Religion is the Crux
One important aspect to note is that Juliet is extremely religious. She believes that a marriage made in front of God’s servants is binding and cannot be broken by man. She sets the plan in motion. Romeo is willing to get married, and Juliet should have been a wee bit skeptical of a man willing to marry someone he just met.
Still, she marries him, and then Romeo immediately messes her entire heist up by killing Tybalt. Now Juliet must make the best out of her situation before anyone finds out of her marrying the villain. Romeo is still her husband, no matter what a screw up he’s reveled to be, so she makes a plan to run away with him, even though her parents are sending assassins after him.

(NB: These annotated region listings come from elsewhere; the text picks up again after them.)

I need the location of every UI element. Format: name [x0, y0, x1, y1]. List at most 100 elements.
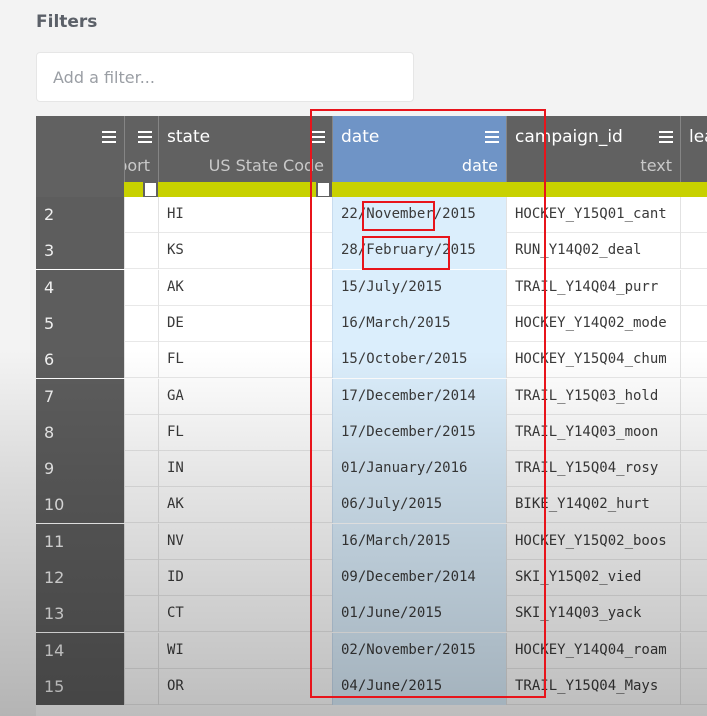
- row-index[interactable]: 10: [36, 487, 124, 524]
- row-index[interactable]: 9: [36, 451, 124, 488]
- cell-import[interactable]: [124, 378, 158, 415]
- cell-lead[interactable]: [680, 560, 707, 596]
- cell-import[interactable]: [124, 233, 158, 270]
- cell-import[interactable]: [124, 560, 158, 596]
- cell-import[interactable]: [124, 342, 158, 379]
- table-row[interactable]: 14 WI 02/November/2015 HOCKEY_Y14Q04_roam: [36, 632, 707, 669]
- cell-state[interactable]: CT: [158, 596, 332, 633]
- column-menu-icon[interactable]: [485, 131, 499, 133]
- table-row[interactable]: 12 ID 09/December/2014 SKI_Y15Q02_vied: [36, 560, 707, 596]
- table-row[interactable]: 4 AK 15/July/2015 TRAIL_Y14Q04_purr: [36, 269, 707, 306]
- cell-lead[interactable]: [680, 451, 707, 488]
- cell-lead[interactable]: [680, 305, 707, 342]
- cell-campaign-id[interactable]: HOCKEY_Y14Q04_roam: [506, 632, 680, 669]
- cell-import[interactable]: [124, 451, 158, 488]
- cell-import[interactable]: [124, 523, 158, 560]
- cell-date[interactable]: 02/November/2015: [332, 632, 506, 669]
- cell-campaign-id[interactable]: TRAIL_Y15Q03_hold: [506, 378, 680, 415]
- row-index[interactable]: 2: [36, 197, 124, 233]
- row-index[interactable]: 4: [36, 269, 124, 306]
- table-row[interactable]: 5 DE 16/March/2015 HOCKEY_Y14Q02_mode: [36, 305, 707, 342]
- cell-state[interactable]: AK: [158, 269, 332, 306]
- cell-import[interactable]: [124, 305, 158, 342]
- table-row[interactable]: 13 CT 01/June/2015 SKI_Y14Q03_yack: [36, 596, 707, 633]
- cell-campaign-id[interactable]: HOCKEY_Y15Q02_boos: [506, 523, 680, 560]
- table-row[interactable]: 9 IN 01/January/2016 TRAIL_Y15Q04_rosy: [36, 451, 707, 488]
- cell-date[interactable]: 01/January/2016: [332, 451, 506, 488]
- cell-date[interactable]: 01/June/2015: [332, 596, 506, 633]
- cell-import[interactable]: [124, 596, 158, 633]
- cell-state[interactable]: DE: [158, 305, 332, 342]
- cell-import[interactable]: [124, 487, 158, 524]
- cell-campaign-id[interactable]: HOCKEY_Y14Q02_mode: [506, 305, 680, 342]
- cell-state[interactable]: FL: [158, 414, 332, 451]
- table-row[interactable]: 8 FL 17/December/2015 TRAIL_Y14Q03_moon: [36, 414, 707, 451]
- cell-date[interactable]: 17/December/2014: [332, 378, 506, 415]
- column-menu-icon[interactable]: [659, 131, 673, 133]
- cell-date[interactable]: 16/March/2015: [332, 305, 506, 342]
- cell-lead[interactable]: [680, 632, 707, 669]
- cell-campaign-id[interactable]: SKI_Y14Q03_yack: [506, 596, 680, 633]
- cell-state[interactable]: KS: [158, 233, 332, 270]
- cell-lead[interactable]: [680, 668, 707, 705]
- cell-lead[interactable]: [680, 414, 707, 451]
- row-index[interactable]: 13: [36, 596, 124, 633]
- cell-lead[interactable]: [680, 269, 707, 306]
- cell-state[interactable]: NV: [158, 523, 332, 560]
- add-filter-input[interactable]: [36, 52, 414, 102]
- cell-state[interactable]: WI: [158, 632, 332, 669]
- cell-import[interactable]: [124, 668, 158, 705]
- table-row[interactable]: 2 HI 22/November/2015 HOCKEY_Y15Q01_cant: [36, 197, 707, 233]
- cell-campaign-id[interactable]: TRAIL_Y15Q04_Mays: [506, 668, 680, 705]
- cell-state[interactable]: GA: [158, 378, 332, 415]
- column-header-import[interactable]: port: [124, 116, 158, 182]
- row-index[interactable]: 8: [36, 414, 124, 451]
- cell-state[interactable]: OR: [158, 668, 332, 705]
- table-row[interactable]: 11 NV 16/March/2015 HOCKEY_Y15Q02_boos: [36, 523, 707, 560]
- column-header-state[interactable]: state US State Code: [158, 116, 332, 182]
- cell-state[interactable]: AK: [158, 487, 332, 524]
- column-header-lead[interactable]: lea: [680, 116, 707, 182]
- table-row[interactable]: 6 FL 15/October/2015 HOCKEY_Y15Q04_chum: [36, 342, 707, 379]
- column-header-date[interactable]: date date: [332, 116, 506, 182]
- cell-date[interactable]: 06/July/2015: [332, 487, 506, 524]
- table-row[interactable]: 7 GA 17/December/2014 TRAIL_Y15Q03_hold: [36, 378, 707, 415]
- cell-import[interactable]: [124, 414, 158, 451]
- row-index[interactable]: 6: [36, 342, 124, 379]
- cell-import[interactable]: [124, 197, 158, 233]
- table-row[interactable]: 15 OR 04/June/2015 TRAIL_Y15Q04_Mays: [36, 668, 707, 705]
- cell-lead[interactable]: [680, 197, 707, 233]
- table-row[interactable]: 10 AK 06/July/2015 BIKE_Y14Q02_hurt: [36, 487, 707, 524]
- row-index[interactable]: 15: [36, 668, 124, 705]
- cell-state[interactable]: IN: [158, 451, 332, 488]
- cell-campaign-id[interactable]: TRAIL_Y15Q04_rosy: [506, 451, 680, 488]
- cell-date[interactable]: 15/July/2015: [332, 269, 506, 306]
- cell-date[interactable]: 15/October/2015: [332, 342, 506, 379]
- row-index[interactable]: 7: [36, 378, 124, 415]
- cell-campaign-id[interactable]: BIKE_Y14Q02_hurt: [506, 487, 680, 524]
- cell-campaign-id[interactable]: HOCKEY_Y15Q01_cant: [506, 197, 680, 233]
- column-menu-icon[interactable]: [138, 131, 152, 133]
- cell-campaign-id[interactable]: TRAIL_Y14Q04_purr: [506, 269, 680, 306]
- cell-date[interactable]: 28/February/2015: [332, 233, 506, 270]
- cell-import[interactable]: [124, 269, 158, 306]
- row-index[interactable]: 14: [36, 632, 124, 669]
- cell-lead[interactable]: [680, 487, 707, 524]
- cell-date[interactable]: 09/December/2014: [332, 560, 506, 596]
- row-index[interactable]: 5: [36, 305, 124, 342]
- cell-lead[interactable]: [680, 342, 707, 379]
- cell-lead[interactable]: [680, 596, 707, 633]
- cell-date[interactable]: 17/December/2015: [332, 414, 506, 451]
- row-index[interactable]: 3: [36, 233, 124, 270]
- cell-state[interactable]: ID: [158, 560, 332, 596]
- index-column-menu-icon[interactable]: [102, 131, 116, 133]
- row-index[interactable]: 11: [36, 523, 124, 560]
- cell-state[interactable]: FL: [158, 342, 332, 379]
- cell-date[interactable]: 22/November/2015: [332, 197, 506, 233]
- cell-campaign-id[interactable]: HOCKEY_Y15Q04_chum: [506, 342, 680, 379]
- cell-import[interactable]: [124, 632, 158, 669]
- row-index[interactable]: 12: [36, 560, 124, 596]
- table-row[interactable]: 3 KS 28/February/2015 RUN_Y14Q02_deal: [36, 233, 707, 270]
- cell-date[interactable]: 16/March/2015: [332, 523, 506, 560]
- cell-campaign-id[interactable]: SKI_Y15Q02_vied: [506, 560, 680, 596]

The marriage is still on, but she believes marrying Paris while being married to Romeo is a sin against God. She is running out of options and time. When the Friar suggest she take a poison to fake her death, so agrees. A simple solution to running away, but when she wakes to find Romeo dead, she makes a rash and terrible decision to end her own life instead of dealing with the alternatives, which the Friar told her was a nunnery or worse.
The Bleakest Choice
She fails to see a way out. Her heist has failed.